Keb Mo January 16, 2010
Keb Mo and More at Cerritos
By Glen Creason
The last time I saw Keb Mo perform at Cerritos I thought maybe the show could not get better since it was the best of the year in 2002. Before that he made his mark as an opening act at the Center and demonstrated definite star qualities evidenced in his marvelously fluid guitar work, his rich, expressive voice and fine songwriting skills. On Saturday night he came back and more than conquered the full-house at the Performing Arts Center doing all that and more. Keb Mo has only grown better, stronger and more polished within a genre that sort of demands raw edges. On this night he also made an extremely wise choice of inviting the perfect accompanist in Susan Werner who astounded with her command of various instruments and awesome set of pipes. Ms. Werner is an established folk-singer-songwriter in her own “write” but here she humbly stayed with Keb Mo and made him look better on every song. Of course, he is terrific all by his lonesome which he was on several intimate tunes but overall the two musicians were a perfect pairing. It was fun to hear the uninitiated crowd gasp when Susan Werner first opened up her big voice and hit some high notes with Keb Mo smiling off to the side.
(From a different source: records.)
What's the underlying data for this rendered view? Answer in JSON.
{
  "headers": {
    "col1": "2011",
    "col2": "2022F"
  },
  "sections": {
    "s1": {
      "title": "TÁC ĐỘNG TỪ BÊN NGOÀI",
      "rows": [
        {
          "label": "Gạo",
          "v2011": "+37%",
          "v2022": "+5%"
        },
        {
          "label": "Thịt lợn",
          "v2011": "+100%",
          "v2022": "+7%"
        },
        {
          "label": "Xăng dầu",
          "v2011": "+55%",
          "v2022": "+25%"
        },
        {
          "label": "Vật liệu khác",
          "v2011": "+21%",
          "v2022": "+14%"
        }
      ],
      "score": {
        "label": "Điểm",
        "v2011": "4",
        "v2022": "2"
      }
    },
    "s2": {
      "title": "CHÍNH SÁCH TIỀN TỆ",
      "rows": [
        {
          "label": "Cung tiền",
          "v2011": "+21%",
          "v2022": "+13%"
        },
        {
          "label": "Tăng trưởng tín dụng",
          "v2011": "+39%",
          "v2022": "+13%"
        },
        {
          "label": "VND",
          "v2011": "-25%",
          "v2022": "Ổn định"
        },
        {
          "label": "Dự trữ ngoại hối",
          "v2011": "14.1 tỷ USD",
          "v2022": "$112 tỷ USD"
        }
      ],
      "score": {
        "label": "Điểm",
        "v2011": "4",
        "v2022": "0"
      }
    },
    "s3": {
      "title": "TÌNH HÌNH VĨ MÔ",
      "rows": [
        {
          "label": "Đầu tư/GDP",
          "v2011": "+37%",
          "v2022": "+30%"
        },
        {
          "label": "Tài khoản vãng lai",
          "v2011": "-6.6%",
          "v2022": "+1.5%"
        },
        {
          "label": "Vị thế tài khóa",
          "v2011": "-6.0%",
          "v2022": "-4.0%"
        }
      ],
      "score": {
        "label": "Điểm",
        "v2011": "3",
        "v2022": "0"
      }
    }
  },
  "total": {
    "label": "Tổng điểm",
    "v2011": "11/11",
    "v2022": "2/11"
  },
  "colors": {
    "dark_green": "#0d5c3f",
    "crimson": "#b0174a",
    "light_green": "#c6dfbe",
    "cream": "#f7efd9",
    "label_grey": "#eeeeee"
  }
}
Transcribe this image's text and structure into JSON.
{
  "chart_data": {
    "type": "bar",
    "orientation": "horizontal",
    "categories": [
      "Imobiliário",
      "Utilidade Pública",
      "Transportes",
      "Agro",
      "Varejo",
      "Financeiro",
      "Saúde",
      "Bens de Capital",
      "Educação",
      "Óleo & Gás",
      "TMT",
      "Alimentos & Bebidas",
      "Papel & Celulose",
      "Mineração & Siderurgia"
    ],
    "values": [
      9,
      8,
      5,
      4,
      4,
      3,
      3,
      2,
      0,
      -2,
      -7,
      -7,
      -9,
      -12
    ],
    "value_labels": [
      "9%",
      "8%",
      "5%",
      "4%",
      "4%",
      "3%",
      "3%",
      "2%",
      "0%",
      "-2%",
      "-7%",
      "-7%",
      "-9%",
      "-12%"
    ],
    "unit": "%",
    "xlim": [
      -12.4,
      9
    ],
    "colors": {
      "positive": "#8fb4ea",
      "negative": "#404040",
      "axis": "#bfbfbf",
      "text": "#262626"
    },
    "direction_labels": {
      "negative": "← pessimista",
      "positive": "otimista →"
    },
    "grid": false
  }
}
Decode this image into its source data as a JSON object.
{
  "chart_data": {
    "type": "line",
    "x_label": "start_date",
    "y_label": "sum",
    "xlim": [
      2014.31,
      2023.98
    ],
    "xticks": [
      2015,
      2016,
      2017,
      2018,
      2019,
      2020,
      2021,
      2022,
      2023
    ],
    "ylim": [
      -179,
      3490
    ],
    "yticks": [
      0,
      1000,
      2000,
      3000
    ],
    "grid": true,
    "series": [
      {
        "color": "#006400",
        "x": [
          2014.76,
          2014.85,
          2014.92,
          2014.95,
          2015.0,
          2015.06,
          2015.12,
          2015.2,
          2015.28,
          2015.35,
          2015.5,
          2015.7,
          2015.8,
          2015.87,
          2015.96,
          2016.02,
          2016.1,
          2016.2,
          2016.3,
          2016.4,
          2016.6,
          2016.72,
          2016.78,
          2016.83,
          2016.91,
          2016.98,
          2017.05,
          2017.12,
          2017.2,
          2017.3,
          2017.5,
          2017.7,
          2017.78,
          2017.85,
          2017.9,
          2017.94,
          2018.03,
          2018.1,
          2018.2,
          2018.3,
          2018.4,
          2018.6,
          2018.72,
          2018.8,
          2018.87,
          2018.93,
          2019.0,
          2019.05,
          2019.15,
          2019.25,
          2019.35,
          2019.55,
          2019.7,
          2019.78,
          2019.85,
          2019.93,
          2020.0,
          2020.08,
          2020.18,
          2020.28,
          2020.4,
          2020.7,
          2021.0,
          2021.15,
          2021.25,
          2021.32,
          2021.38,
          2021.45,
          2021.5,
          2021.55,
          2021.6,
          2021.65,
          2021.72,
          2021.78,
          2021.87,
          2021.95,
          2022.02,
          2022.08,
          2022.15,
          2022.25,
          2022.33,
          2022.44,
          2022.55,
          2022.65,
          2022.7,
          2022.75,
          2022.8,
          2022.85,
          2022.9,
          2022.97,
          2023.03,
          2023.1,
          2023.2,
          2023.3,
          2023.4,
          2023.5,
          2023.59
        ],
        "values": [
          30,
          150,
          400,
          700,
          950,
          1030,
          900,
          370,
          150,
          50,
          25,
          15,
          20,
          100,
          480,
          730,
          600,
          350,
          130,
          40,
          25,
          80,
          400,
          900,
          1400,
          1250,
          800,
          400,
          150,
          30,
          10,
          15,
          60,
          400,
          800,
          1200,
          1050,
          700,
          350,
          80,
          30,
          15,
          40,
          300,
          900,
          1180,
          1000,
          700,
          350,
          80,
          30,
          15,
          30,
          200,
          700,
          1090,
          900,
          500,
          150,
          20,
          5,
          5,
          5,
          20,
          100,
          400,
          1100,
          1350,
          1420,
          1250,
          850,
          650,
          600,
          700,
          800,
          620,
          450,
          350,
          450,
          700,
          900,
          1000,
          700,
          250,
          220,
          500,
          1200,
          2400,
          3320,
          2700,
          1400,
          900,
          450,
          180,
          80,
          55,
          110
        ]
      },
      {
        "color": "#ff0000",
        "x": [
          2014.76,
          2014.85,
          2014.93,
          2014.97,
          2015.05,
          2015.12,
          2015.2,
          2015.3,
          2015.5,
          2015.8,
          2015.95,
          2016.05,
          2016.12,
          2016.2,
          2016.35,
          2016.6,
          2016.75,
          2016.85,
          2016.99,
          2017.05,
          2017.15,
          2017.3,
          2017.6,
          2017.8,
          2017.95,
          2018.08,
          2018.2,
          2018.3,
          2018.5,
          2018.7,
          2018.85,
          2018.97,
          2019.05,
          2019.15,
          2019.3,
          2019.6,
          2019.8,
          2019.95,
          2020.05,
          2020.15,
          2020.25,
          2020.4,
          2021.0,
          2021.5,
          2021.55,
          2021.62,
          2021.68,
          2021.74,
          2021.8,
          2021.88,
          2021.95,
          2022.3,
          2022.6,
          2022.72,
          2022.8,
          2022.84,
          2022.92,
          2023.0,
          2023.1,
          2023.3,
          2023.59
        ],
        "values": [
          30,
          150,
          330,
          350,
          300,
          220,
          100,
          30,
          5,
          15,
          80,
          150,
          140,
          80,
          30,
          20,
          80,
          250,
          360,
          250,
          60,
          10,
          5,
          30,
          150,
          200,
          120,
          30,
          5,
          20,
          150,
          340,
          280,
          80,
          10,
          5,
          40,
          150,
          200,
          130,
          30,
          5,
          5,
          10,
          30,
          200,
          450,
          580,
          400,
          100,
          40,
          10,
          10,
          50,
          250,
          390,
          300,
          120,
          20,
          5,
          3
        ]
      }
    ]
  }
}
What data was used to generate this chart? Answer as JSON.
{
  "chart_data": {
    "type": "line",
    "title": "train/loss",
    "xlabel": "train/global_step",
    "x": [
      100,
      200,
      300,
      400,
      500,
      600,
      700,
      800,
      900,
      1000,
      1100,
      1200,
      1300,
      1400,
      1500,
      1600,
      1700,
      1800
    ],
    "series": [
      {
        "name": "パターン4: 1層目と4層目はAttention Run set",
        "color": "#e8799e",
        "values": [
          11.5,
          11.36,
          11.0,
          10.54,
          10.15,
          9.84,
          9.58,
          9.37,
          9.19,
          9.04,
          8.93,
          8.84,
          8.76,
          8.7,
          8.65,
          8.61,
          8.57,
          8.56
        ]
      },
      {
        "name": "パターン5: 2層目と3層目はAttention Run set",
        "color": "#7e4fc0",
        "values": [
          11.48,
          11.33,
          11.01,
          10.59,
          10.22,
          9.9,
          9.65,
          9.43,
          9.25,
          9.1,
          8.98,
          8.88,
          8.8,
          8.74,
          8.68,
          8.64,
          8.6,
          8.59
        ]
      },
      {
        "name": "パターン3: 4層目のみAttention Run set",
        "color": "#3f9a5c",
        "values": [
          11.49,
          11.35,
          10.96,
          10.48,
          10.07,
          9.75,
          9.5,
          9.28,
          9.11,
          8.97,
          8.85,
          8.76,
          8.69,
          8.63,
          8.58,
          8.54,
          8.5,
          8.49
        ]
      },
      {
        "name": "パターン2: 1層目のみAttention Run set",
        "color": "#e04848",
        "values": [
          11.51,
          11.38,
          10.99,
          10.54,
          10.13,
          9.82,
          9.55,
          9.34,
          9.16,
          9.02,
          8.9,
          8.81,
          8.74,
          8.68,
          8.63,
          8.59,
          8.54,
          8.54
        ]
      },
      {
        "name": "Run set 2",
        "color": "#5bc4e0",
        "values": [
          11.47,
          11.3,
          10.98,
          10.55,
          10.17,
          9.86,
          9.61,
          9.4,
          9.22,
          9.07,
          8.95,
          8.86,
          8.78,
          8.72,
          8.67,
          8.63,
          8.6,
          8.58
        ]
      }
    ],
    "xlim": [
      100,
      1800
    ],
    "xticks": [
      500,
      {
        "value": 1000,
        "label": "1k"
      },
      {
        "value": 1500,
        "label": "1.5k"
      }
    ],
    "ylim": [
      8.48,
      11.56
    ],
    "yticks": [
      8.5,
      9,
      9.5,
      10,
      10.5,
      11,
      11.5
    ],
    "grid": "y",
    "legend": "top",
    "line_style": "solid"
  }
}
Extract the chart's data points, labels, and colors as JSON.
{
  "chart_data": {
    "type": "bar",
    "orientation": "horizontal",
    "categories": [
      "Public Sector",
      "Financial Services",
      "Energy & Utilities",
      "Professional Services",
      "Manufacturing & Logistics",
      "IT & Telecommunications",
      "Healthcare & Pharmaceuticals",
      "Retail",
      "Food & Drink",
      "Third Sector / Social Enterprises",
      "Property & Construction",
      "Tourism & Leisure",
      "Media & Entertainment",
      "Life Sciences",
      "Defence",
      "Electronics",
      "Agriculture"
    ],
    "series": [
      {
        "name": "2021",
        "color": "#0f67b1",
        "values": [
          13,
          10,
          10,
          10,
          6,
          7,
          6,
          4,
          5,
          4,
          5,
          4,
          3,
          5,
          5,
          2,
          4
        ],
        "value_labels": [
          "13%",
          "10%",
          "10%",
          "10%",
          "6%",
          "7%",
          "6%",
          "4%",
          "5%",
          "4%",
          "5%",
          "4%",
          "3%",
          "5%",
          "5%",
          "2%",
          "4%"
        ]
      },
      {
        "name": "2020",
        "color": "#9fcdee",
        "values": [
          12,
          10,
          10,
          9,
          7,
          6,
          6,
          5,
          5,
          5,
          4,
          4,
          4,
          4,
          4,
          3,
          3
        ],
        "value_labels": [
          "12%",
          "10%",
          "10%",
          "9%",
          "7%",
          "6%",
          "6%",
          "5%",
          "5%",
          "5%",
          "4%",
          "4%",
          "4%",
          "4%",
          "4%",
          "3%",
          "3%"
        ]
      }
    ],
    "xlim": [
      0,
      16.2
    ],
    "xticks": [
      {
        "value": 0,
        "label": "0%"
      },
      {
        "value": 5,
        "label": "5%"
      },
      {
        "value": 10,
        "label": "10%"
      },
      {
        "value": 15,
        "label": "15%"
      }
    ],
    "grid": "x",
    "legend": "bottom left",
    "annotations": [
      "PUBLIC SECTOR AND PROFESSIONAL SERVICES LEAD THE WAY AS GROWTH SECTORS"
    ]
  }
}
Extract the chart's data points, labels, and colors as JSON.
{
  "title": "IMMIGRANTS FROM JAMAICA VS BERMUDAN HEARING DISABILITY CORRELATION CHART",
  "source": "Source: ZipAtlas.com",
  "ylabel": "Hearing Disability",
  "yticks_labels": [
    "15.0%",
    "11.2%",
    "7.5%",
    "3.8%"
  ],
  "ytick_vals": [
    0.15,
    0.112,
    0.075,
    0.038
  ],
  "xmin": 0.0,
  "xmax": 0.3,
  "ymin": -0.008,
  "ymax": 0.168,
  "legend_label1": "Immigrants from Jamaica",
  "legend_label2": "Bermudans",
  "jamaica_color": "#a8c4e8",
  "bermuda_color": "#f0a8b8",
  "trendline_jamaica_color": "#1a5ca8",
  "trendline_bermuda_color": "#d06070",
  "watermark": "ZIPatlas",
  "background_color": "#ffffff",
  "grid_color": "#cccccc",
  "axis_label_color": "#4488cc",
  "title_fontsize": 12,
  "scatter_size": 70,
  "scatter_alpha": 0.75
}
Certainly the Keb Mo repertoire just gets better and better the more he matures and it doesn’t hurt to be able to throw in gems like “I’m a Hero,” “Life Is Beautiful,” “More Than One Way Home” and “Just Like Me” that are met with shouts of joy from the enthusiastic fans in the audience. Yet, this concert was solid throughout with no duds in twenty-two songs, including a generous helping of four encores. Interestingly enough he started the proceedings with a Johnny Cash tune “Folsom Prison Blues” and mixed in a banquet of good stuff balanced nicely between blues and ballad. There was the sentimental like “I’m a Hero,” “Henry,” “A Better Man” and the double delights of “One Friend,” and “Closer” that gave you a lump in the throat. There were the traditional shout outs to ladies, in particular “Eileen” and “Angelina.” These were balanced by lighter fair such as “the Bucket,” “City Boy,” “Government Cheese,” “Soon as I Get Paid,” “Shave Yo’ Legs for Me,” and “Whole Nutha Thing” that showed the jocular side of the blues. This kind of music is not easy to perform in a large hall but Keb Mo never seems daunted by the space and filled the auditorium with sweet sounds despite changing instruments constantly and sending notes flying from several genres from song to song. Even at this high level Keb Mo outdid himself a couple of times, like on the spiritual “Hand It Over” and the utterly saucy “What You Got” that left a nice bluesy taste in the hall. The standing ovation lasted so long some folks in the hall had to sit down for the last gushing segment of appreciation. Considering that Keb Mo delivers lyrics that are just downright poetry and plays five guitars like a master while singing up to the highest blues standards I think Cerritos was very lucky to have this young man on their stage.